Structural Evolution of Phenolic Fibers during the Forming Process

Abstract

This article focused on preparing high-ortho phenolic resin using phenol and formaldehyde as precursors and using zinc acetate as catalysts. High ortho-phenolic fibers were produced through wet spinning, solution thermal curing (STC), microwave thermal curing (MTC), and heat treatment techniques. The structural and mechanical properties of the fibers were evaluated using gel permeation chromatography (GPC), Fourier transform infrared spectroscopy (FTIR), micro-infrared imaging (Micro-FTIR), nuclear magnetic resonance (NMR), thermogravimetric analysis (TG), mechanical testing and scanning electron microscopy (SEM). The high-ortho phenolic fibers experienced a reduction in hydroxymethyl groups and an augmentation in methylene groups upon microwave curing, which enhanced cross-linking.
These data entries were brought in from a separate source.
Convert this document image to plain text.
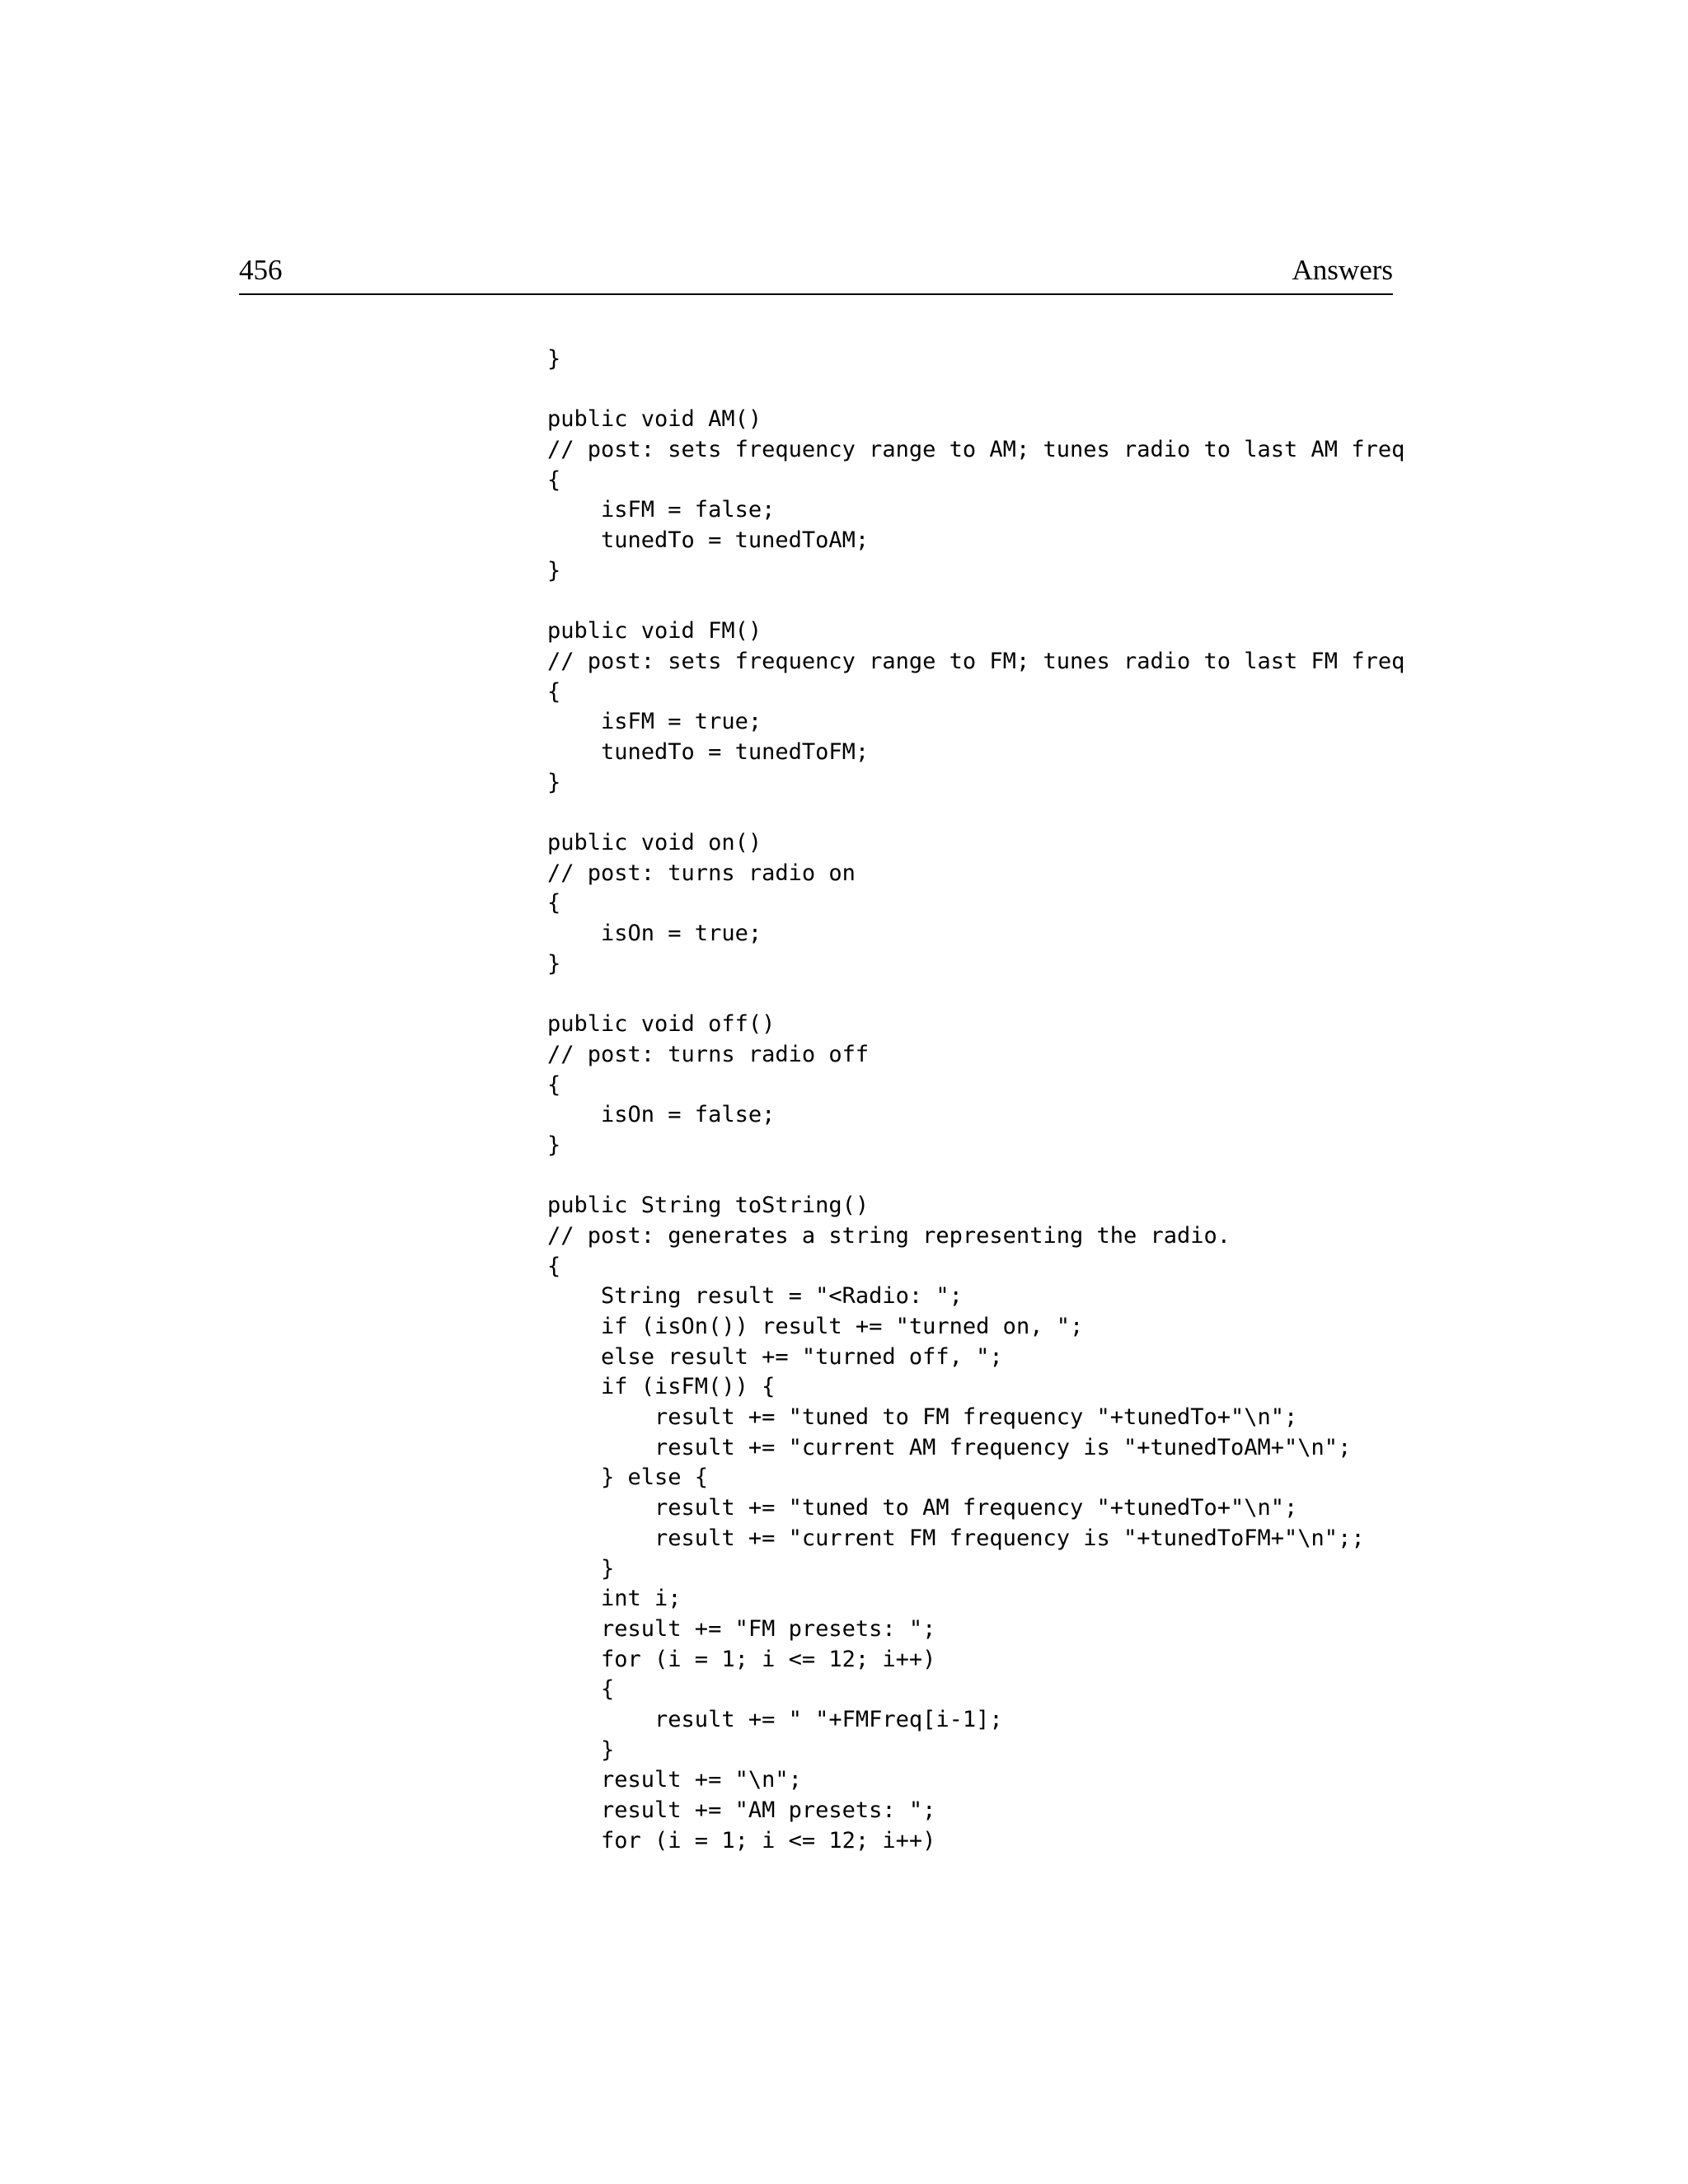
456	Answers
}
public void AM()
// post: sets frequency range to AM; tunes radio to last AM freq
{
isFM = false;
tunedTo = tunedToAM;
}
public void FM()
// post: sets frequency range to FM; tunes radio to last FM freq
{
isFM = true;
tunedTo = tunedToFM;
}
public void on()
// post: turns radio on
{
isOn = true;
}
public void off()
// post: turns radio off
{
isOn = false;
}
public String toString()
// post: generates a string representing the radio.
{
String result = "<Radio: ";
if (isOn()) result += "turned on, ";
else result += "turned off, ";
if (isFM()) {
result += "tuned to FM frequency "+tunedTo+"\n";
result += "current AM frequency is "+tunedToAM+"\n";
} else {
result += "tuned to AM frequency "+tunedTo+"\n";
result += "current FM frequency is "+tunedToFM+"\n";;
}
int i;
result += "FM presets: ";
for (i = 1; i <= 12; i++)
{
result += " "+FMFreq[i-1];
}
result += "\n";
result += "AM presets: ";
for (i = 1; i <= 12; i++)
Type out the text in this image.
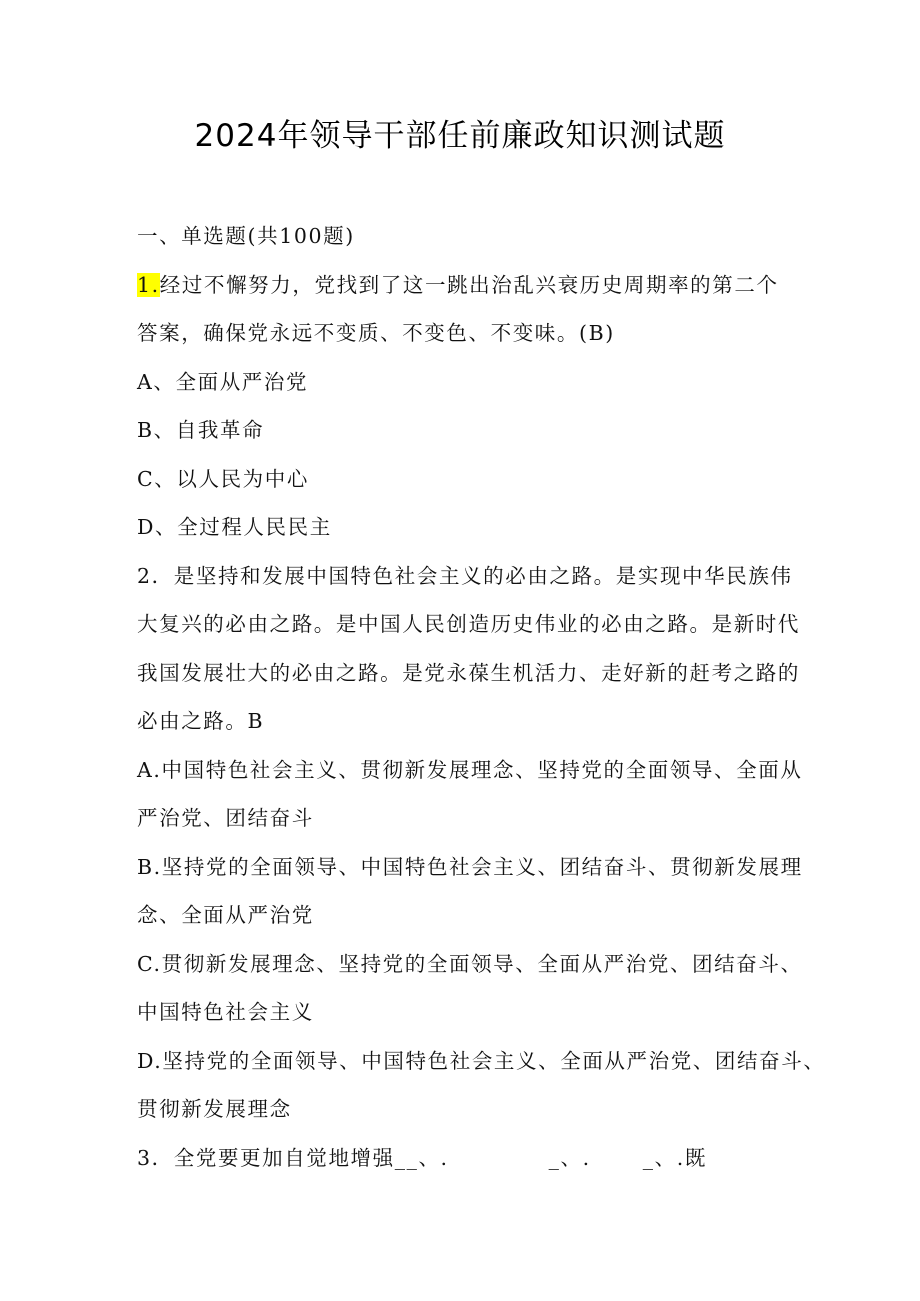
2024年领导干部任前廉政知识测试题
一、单选题(共100题)
1.经过不懈努力，党找到了这一跳出治乱兴衰历史周期率的第二个
答案，确保党永远不变质、不变色、不变味。(B)
A、全面从严治党
B、自我革命
C、以人民为中心
D、全过程人民民主
2．是坚持和发展中国特色社会主义的必由之路。是实现中华民族伟
大复兴的必由之路。是中国人民创造历史伟业的必由之路。是新时代
我国发展壮大的必由之路。是党永葆生机活力、走好新的赶考之路的
必由之路。B
A.中国特色社会主义、贯彻新发展理念、坚持党的全面领导、全面从
严治党、团结奋斗
B.坚持党的全面领导、中国特色社会主义、团结奋斗、贯彻新发展理
念、全面从严治党
C.贯彻新发展理念、坚持党的全面领导、全面从严治党、团结奋斗、
中国特色社会主义
D.坚持党的全面领导、中国特色社会主义、全面从严治党、团结奋斗、
贯彻新发展理念
3．全党要更加自觉地增强__、.	_、.	_、.既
Through the escalation of solution cross-linking bath and heat treatment, the hydroxymethyl groups within the phenolic molecules underwent a reaction to form methylene groups. Methylene groups facilitated the increase of intramolecular crosslinking degree, thereby enhancing the stability of the fibers structure. As a result, the mechanical properties of the fibers were improved and reached an optimal level under microwave heat curing, with an elongation of 3.1% and a tensile strength of 107 MPa.